Down a narrow stair plastered with faded fight posters, air got thick and hot.

The underground pit was bigger than expected—central cage under blinding spots, ringed by gamblers waving cash.

Bald southpaw white guy circling a Mexican opponent—both shirtless, slick with sweat and old scars.

Victor watched a minute.

"Something's off."

Pro instincts kicked in. "Lefty's dumping the fight."

Miguel nodded. "Seventh fake-out. Pulling punches hard.
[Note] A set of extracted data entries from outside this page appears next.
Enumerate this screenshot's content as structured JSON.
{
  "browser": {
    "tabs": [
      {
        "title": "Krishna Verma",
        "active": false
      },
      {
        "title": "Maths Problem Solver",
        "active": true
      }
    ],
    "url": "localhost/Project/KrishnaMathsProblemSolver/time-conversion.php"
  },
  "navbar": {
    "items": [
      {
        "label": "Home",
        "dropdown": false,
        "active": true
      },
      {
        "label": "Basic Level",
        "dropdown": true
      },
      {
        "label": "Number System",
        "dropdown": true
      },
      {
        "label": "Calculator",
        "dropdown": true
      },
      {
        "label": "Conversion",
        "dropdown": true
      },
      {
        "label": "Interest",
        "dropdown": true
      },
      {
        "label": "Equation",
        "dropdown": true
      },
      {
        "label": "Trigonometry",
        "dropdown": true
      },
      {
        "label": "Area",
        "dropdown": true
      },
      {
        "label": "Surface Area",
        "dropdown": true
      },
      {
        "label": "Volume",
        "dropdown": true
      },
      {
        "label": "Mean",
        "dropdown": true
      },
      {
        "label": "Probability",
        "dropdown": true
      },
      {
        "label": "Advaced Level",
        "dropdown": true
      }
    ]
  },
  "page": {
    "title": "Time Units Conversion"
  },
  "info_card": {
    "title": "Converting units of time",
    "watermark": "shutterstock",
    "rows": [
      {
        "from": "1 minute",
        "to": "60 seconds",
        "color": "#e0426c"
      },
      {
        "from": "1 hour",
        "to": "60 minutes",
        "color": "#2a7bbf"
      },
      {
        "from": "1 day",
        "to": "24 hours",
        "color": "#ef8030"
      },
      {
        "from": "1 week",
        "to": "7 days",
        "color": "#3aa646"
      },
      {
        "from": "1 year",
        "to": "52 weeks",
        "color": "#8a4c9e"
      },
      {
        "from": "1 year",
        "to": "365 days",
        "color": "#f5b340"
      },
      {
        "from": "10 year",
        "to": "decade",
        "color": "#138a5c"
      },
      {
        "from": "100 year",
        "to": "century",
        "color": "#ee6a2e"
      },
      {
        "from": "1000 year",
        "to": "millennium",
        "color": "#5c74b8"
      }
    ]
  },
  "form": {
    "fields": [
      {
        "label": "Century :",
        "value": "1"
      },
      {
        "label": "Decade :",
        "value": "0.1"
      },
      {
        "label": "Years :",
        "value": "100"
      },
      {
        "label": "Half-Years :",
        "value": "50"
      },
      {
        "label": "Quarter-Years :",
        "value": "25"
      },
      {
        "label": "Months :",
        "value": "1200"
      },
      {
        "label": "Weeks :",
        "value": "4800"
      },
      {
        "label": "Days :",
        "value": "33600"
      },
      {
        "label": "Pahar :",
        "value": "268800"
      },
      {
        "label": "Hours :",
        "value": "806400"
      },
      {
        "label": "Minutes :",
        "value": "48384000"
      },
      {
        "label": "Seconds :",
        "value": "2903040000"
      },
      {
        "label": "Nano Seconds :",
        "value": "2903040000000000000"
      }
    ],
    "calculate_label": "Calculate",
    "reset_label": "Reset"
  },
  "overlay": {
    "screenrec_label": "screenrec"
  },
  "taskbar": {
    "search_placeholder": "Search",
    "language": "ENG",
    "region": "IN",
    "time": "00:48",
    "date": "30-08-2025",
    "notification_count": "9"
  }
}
Could end it whenever."

Inside the cage, "Butch" threw wild haymakers but eased off at contact.

Mexican sold the stagger—crowd booed loud.

Bettors hurled tickets at the cage; air thick with cash and curses.

"Classic fix," Rocky sneered. "House bet heavy on the Mexican—cleaning up."

Ethan popped up beside Victor, Millie right behind.

"Baldy's screwed," Ethan gloated. "Boss is losing his shirt."

Victor sour: "You're screwed too. Millie sees your eleventh finger, she'll be real disappointed."

Ethan waved it off. "Victor, we're soulmates."

Victor: "Heh."

Michael: "Heh heh heh."

Then—shift.

Butch flipped the script. Vicious left hook landed clean on the Mexican's jaw.

Guy froze in shock, timbered.

Ref counted ten. Dead silence—then chaos.

"Holy shit!" Miguel yelled. "He actually hit him!"

Roars and curses exploded.

Butch didn't celebrate—just scanned nervous, slipped the cage, vanished into the crowd.

"Told ya," Ethan bragged to Millie, who frowned toward the exit.

Suddenly—lights dimmed.

A near-seven-foot Black giant in a custom suit shoved through, muscles twitching with rage.

"Get Jules and Vincent," his voice rattled the room. "Handle Butch."

Hair stood up on Victor's neck.

Pro fighter's nose for danger—this wasn't adrenaline; this was blood smell.

"We're out," he muttered, planting his bulk in front of Millie.

No response. Turned around—damn it!

Ethan had already bolted with Millie.